Chapter 10 Flashcards — Distributed Data Access

flashcards saht distributed-data data-access


What core problem does Chapter 10 address in distributed architectures?
?
When services each own their own data (database-per-service pattern), how does Service A access data that Service B owns — without recreating shared-database coupling? Chapter 10 presents four patterns that resolve this tension with different trade-off profiles.


What are the four distributed data access patterns presented in Chapter 10?
?

  1. Interservice Communication Pattern — Service A calls Service B’s API at runtime
  2. Column Schema Replication Pattern — Service A replicates needed columns into its own database
  3. Replicated Caching Pattern — A shared in-memory distributed cache (Redis/Hazelcast) that all services read
  4. Data Domain Pattern — Multiple services in the same bounded context share a common schema directly

What is the Interservice Communication Pattern and what is its defining trade-off?
?
Service A retrieves data from Service B by calling Service B’s API (REST, gRPC, GraphQL) at runtime when it needs the data. The defining trade-off is runtime coupling: Service A’s availability and performance are directly bounded by Service B’s availability and latency. If Service B is slow or down, Service A is impaired for all operations requiring that data.
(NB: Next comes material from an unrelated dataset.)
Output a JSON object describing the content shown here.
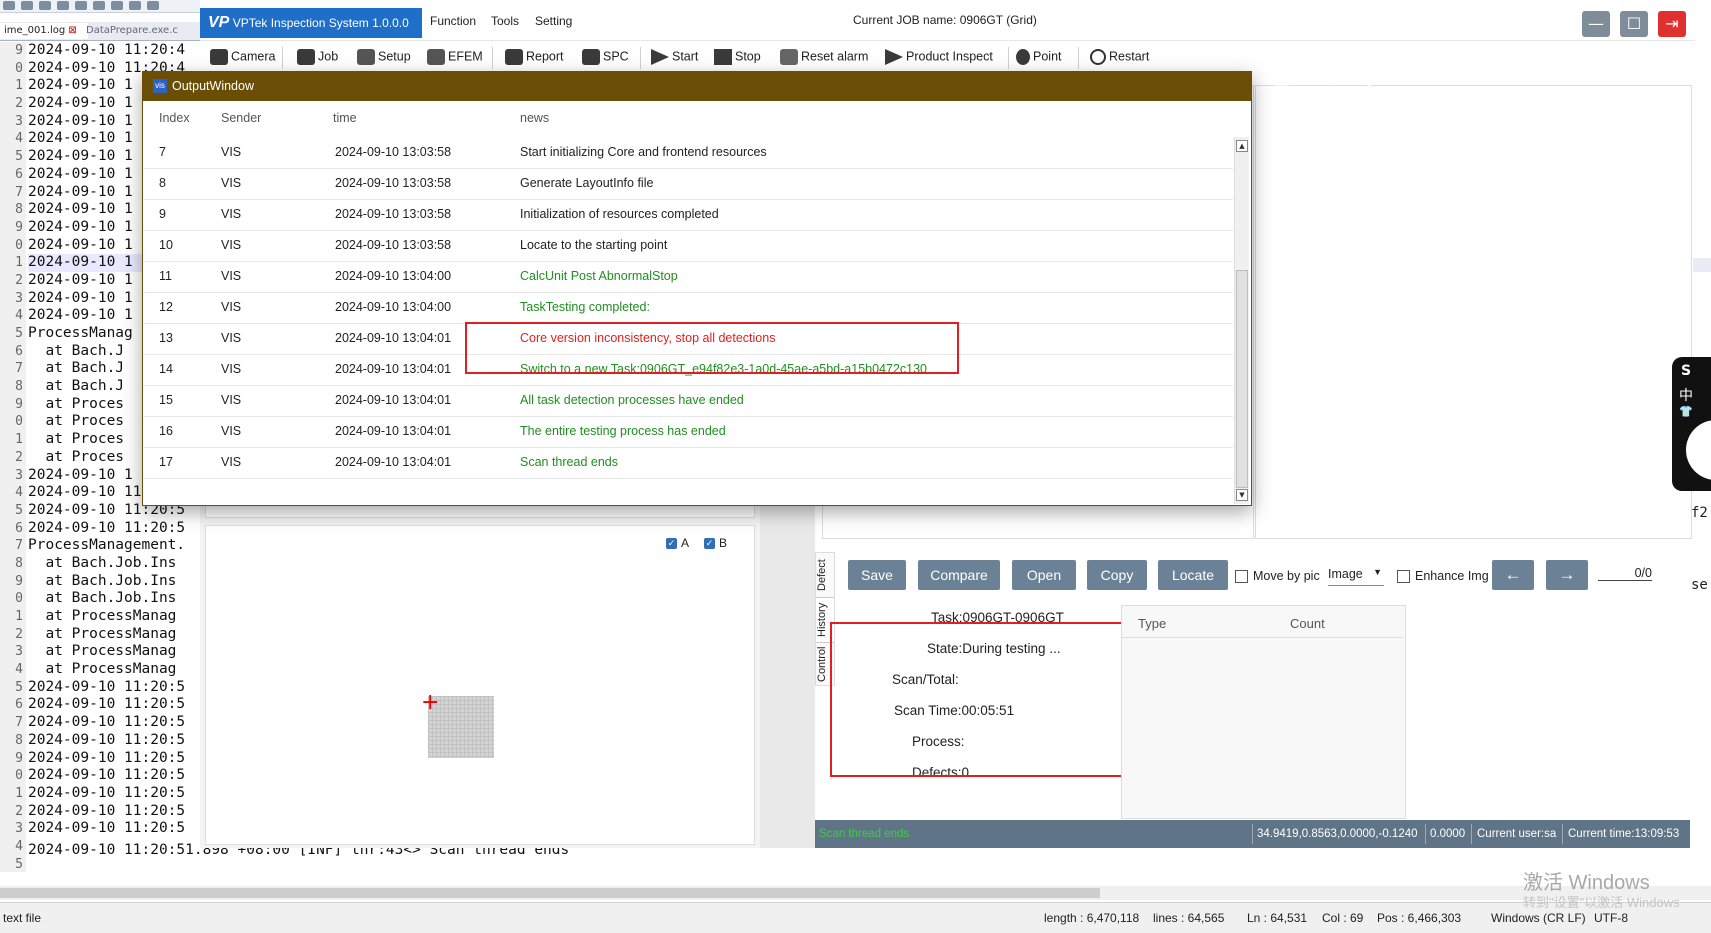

What is availability multiplication and why does it matter for the Interservice Communication Pattern?
?
When Service A depends on Service B, A’s availability cannot exceed B’s. If both are 99.9% available, operations requiring B have 99.9% × 99.9% = 99.8% availability. Each additional synchronous dependency further reduces the ceiling. This is why patterns that avoid runtime coupling (caching, replication, data domains) can achieve higher availability.


What is the Column Schema Replication Pattern?
?
Service A replicates the specific columns it needs from Service B’s data into its own local database. A synchronization mechanism (event-driven, CDC, or scheduled batch) keeps the replica up to date. Service A reads locally with no runtime dependency on Service B for reads. Service B remains the write authority — Service A’s replica is read-only.
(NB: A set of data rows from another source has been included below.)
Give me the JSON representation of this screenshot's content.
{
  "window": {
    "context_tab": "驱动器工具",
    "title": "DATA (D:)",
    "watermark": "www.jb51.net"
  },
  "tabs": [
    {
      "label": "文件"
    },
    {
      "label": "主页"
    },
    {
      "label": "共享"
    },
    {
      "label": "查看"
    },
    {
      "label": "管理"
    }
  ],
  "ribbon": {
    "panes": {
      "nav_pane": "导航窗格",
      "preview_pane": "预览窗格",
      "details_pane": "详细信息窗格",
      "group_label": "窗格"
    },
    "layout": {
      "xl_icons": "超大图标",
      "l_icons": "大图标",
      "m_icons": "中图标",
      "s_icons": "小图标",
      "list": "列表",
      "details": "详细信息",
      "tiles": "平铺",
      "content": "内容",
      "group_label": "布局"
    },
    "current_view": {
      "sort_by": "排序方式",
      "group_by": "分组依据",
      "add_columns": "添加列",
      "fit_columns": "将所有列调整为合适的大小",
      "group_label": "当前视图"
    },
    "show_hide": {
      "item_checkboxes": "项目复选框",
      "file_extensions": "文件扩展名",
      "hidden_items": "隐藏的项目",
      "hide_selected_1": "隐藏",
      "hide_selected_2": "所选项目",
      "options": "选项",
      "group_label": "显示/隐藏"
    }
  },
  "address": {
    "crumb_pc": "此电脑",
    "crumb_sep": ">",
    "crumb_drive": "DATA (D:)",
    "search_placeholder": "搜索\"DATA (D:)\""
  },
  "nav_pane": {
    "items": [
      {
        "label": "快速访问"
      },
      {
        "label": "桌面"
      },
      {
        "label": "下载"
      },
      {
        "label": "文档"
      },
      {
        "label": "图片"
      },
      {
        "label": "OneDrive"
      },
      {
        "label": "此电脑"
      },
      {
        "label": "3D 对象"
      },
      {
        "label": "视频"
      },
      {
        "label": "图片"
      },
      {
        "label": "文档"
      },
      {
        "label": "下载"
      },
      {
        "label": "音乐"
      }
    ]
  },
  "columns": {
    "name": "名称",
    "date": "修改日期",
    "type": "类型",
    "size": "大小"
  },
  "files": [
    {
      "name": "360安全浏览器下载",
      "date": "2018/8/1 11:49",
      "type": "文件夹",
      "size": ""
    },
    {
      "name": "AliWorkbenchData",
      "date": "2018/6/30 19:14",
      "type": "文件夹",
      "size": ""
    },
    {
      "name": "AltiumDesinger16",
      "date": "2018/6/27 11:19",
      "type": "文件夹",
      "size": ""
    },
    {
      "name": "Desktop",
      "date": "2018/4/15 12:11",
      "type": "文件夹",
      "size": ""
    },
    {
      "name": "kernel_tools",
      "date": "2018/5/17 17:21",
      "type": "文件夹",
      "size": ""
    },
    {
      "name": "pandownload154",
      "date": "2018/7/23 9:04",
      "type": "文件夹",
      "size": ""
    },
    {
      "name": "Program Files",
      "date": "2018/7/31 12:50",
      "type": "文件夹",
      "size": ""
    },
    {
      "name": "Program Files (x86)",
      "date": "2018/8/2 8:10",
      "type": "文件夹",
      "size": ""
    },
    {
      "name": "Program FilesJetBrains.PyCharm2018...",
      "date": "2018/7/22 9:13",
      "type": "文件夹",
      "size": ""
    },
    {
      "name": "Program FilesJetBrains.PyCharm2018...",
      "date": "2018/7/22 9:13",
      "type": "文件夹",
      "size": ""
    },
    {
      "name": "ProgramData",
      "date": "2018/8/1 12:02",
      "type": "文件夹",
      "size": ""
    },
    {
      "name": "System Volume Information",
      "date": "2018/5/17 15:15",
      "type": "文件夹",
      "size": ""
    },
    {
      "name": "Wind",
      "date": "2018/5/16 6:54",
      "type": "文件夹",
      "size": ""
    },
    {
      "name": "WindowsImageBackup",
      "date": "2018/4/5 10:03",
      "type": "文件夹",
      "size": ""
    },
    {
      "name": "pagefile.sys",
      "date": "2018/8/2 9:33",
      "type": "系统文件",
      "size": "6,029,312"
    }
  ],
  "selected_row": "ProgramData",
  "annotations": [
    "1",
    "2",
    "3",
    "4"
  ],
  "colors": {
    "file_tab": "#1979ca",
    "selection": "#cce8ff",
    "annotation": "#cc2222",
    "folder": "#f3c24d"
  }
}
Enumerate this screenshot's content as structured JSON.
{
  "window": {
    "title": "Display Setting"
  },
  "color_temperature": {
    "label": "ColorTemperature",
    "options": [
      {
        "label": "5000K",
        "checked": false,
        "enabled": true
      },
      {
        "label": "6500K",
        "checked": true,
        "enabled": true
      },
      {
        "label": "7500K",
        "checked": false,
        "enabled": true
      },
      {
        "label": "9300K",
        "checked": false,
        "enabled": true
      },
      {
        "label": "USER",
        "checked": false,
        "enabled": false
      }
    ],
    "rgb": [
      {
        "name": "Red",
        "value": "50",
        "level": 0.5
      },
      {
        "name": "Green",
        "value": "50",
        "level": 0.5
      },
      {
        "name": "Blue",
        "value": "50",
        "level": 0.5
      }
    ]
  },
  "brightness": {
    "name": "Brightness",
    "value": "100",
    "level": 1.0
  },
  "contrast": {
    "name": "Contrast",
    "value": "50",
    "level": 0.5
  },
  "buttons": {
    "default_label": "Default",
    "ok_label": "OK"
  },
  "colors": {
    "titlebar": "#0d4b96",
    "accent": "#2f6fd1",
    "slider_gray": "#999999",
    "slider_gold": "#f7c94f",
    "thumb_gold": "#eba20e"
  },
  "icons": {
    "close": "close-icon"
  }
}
What consistency model does Column Schema Replication provide, and what write complexity does it introduce?
?
Column Schema Replication provides eventual consistency — Service A’s replica lags behind the source by however long the sync mechanism takes (milliseconds for event-driven CDC, minutes for batch sync). Write complexity is medium to high: the sync mechanism must be reliable, handle failures gracefully, and propagate schema changes from Service B without breaking Service A’s replica.


What three synchronization mechanisms can be used for Column Schema Replication?
?

  1. Event-driven messaging: Service B publishes domain events (e.g., ExpertAvailabilityChanged) to a broker; Service A subscribes and updates its replica. Low latency, requires reliable messaging.
  2. Scheduled batch sync: A periodic job queries Service B and updates Service A’s copy. Simple but introduces lag equal to the batch interval.
  3. Change Data Capture (CDC): A tool (Debezium, Maxwell) reads Service B’s transaction log and publishes changes as events. Near-real-time, decoupled from Service B’s application code.

What is the Replicated Caching Pattern?
?
A shared in-memory distributed cache (Redis, Hazelcast, Apache Ignite) holds a copy of the data. Service B (the owner) is responsible for populating and invalidating the cache. All consuming services (A, C, etc.) read from the cache without calling Service B. Cache entries typically have a TTL as a backstop. On cache miss, consumers may fall back to calling Service B directly.


What is the read performance advantage of Replicated Caching, and what is its key operational challenge?
?
Read performance is the highest of all four patterns — in-memory reads are sub-millisecond, faster than both network calls and local disk-based database reads. The key operational challenge is cache invalidation: keeping the cache consistent with the source of truth in a distributed environment is notoriously difficult. Distributed cache clusters also require significant operational investment to deploy, scale, monitor, and tune.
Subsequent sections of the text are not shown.